Medi-Cal system encourages abuse

Source: OC Register
After more than a year, California’s politicians and health insurers have finally agreed to and passed last month what California Healthline calls a “tax hike in name only” to finance Medi-Cal. If only it were that simple. Funded jointly by the state and federal governments, Medi-Cal is the subject of perverse political incentives to hike taxes and spend more money on this welfare program, impoverishing treasuries. California and the nation need a new way to finance Medicaid.
Gov. Jerry Brown first proposed a new Managed Care Organization tax back in January 2015. It would replace a similar tax that would no longer be acceptable to the federal government by July 31. The current tax is a 3.9 percent levy on all revenues earned by Medi-Cal Managed Care Organizations, which are operated by private insurers. It raised $1.2 billion in fiscal year 2015-16. That seems straightforward enough. So why does the Obama administration disapprove of this tax?
Medicaid has a horrible financing mechanism: Federal transfers to states are not based on the number of poor people, or any other reasonable calculation. Instead, they depend on the amount of its own taxpayers’ money a state spends.
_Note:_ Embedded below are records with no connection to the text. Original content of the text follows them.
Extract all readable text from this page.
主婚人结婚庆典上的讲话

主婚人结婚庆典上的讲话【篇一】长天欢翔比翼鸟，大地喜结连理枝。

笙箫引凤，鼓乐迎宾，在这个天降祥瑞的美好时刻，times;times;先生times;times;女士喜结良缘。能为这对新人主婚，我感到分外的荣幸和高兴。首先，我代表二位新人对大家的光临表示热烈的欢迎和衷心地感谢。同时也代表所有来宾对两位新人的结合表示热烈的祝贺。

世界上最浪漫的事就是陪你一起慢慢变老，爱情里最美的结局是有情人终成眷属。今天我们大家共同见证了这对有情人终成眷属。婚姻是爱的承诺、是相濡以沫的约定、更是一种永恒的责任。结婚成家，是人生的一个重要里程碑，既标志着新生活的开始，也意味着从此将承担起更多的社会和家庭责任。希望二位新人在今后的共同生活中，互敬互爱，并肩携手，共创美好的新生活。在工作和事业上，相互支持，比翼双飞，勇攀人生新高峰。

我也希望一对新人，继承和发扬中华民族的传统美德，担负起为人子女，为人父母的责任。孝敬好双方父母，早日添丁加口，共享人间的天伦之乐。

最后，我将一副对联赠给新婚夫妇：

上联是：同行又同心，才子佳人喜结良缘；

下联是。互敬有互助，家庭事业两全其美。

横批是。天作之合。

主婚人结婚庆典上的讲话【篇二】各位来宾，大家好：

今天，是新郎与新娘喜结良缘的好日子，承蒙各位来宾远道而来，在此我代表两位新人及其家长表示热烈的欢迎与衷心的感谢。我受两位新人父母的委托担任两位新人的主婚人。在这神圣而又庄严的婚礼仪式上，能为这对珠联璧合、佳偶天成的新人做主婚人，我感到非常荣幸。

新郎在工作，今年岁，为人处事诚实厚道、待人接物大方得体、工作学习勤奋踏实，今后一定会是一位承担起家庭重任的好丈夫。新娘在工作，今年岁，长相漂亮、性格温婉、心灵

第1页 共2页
Traditionally, when California spent $1 on Medi-Cal, the federal government kicked in $1. After Obamacare passed in March 2010, more people became eligible for Medi-Cal because California agreed to accept the federal funds and expand its Medi-Cal program. For the newly eligible, the federal government pays the entire cost through 2017, sliding down to 90 percent in 2020.
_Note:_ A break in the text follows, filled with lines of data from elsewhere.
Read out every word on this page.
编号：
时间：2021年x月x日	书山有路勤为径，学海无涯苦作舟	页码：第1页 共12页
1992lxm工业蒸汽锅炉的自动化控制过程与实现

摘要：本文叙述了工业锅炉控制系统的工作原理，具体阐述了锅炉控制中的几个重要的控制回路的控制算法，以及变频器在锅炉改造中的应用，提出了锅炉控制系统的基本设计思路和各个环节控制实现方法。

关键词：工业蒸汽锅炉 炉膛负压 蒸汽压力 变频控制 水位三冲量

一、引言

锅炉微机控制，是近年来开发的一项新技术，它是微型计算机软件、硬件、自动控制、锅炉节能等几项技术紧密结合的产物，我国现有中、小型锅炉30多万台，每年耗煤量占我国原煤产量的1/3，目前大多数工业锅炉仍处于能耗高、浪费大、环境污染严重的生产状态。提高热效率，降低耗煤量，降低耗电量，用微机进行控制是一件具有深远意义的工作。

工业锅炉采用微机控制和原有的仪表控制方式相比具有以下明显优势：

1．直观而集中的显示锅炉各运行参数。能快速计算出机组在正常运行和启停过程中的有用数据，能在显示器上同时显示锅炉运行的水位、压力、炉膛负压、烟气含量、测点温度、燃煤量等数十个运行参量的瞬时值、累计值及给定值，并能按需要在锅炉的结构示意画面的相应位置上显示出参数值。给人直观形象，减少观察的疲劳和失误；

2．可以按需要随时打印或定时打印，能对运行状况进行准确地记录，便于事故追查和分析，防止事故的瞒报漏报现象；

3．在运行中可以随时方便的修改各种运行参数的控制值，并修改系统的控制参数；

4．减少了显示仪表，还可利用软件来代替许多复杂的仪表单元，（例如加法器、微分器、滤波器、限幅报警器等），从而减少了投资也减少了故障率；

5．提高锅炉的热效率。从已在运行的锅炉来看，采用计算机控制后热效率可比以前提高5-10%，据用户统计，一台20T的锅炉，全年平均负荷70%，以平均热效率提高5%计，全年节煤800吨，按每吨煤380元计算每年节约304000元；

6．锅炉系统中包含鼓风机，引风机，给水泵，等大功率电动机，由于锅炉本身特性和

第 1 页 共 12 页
So, state politicians hike taxes and spending on their own citizens in order to get as much funding as possible from people in other states (via the feds). Hospitals and Medicaid MCOs maximize this by agreeing to a state tax on themselves, which the state uses to ratchet up the federal funding. After multiplication, the money goes right back to these providers.
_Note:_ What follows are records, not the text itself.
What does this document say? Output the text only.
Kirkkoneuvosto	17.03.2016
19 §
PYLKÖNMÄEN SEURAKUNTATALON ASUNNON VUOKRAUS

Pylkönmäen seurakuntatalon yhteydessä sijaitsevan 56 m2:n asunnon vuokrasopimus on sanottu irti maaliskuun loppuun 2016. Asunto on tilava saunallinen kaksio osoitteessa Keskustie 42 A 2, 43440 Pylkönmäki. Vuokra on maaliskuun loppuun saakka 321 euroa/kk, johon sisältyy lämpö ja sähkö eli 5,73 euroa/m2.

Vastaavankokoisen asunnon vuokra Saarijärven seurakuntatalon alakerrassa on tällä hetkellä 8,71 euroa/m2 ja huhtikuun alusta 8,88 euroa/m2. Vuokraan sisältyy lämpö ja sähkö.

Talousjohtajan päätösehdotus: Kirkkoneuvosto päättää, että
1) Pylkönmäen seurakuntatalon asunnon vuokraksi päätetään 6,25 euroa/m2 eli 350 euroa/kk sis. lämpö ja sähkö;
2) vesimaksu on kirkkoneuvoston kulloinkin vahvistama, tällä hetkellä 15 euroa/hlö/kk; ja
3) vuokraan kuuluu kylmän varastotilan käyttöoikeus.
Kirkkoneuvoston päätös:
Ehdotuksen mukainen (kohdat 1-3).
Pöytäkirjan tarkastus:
The Obama administration – which bears the greatest responsibility for fueling this “race to the bottom” by expanding Medicaid via Obamacare – has tried to clamp down on the abuse. In 2014, it notified the state of California that revenue from the current MCO tax would no longer be allowed in the game after this fiscal year.
The reason given is that the tax is levied only on Medicaid MCOs, and is, therefore, obviously only for the purpose of ratcheting up federal dollars transferred to the state. California’s politicians and MCOs set about gaming the system by conjuring up another MCO tax that applies to all MCOs, not just Medicaid MCOs. Obviously, non-Medicaid MCOs rebelled. So, over the past year, they have rigged up a convoluted, Rube Goldberg tax with four “tiers” of taxation (plus one just for Kaiser Permanente) and rebates of corporate and gross premium taxes to compensate the non-Medicaid MCOs.
Gross revenues from the new MCO tax for FY 2016-17 will be $2.38 billion. $740 million will go to transfers between the Medicaid MCOs to compensate for moving from a simple, flat rate to a confusing system of three tiers. $371 million will cover the reduced funding from the corporate and gross premiums tax cuts. Net, that leaves $1.27 billion for Medi-Cal funding, which is about what the current MCO tax would have yielded next year.
A “tax in name only”? More like a game of whack-a-mole. Whatever the MCO tax looks like, it always grows: In two earlier fiscal years, 2010-11 and 2011-12, the total haul was just $422 million. For the last two fiscal years, 2014-15 and 2015-2016, the total was $3.2 billion. It is a prime culprit in out of control Medi-Cal spending growth.
Stopping this wild spending growth requires fundamental reform to Medicaid’s financing. Congressional Republicans have proposed “block grants,” whereby states would get federal Medicaid transfers based on their population of poor residents, not how much they gouge out of their own people. California’s politicians and health plans should encourage such reform, instead of wasting time and energy gaming the current system.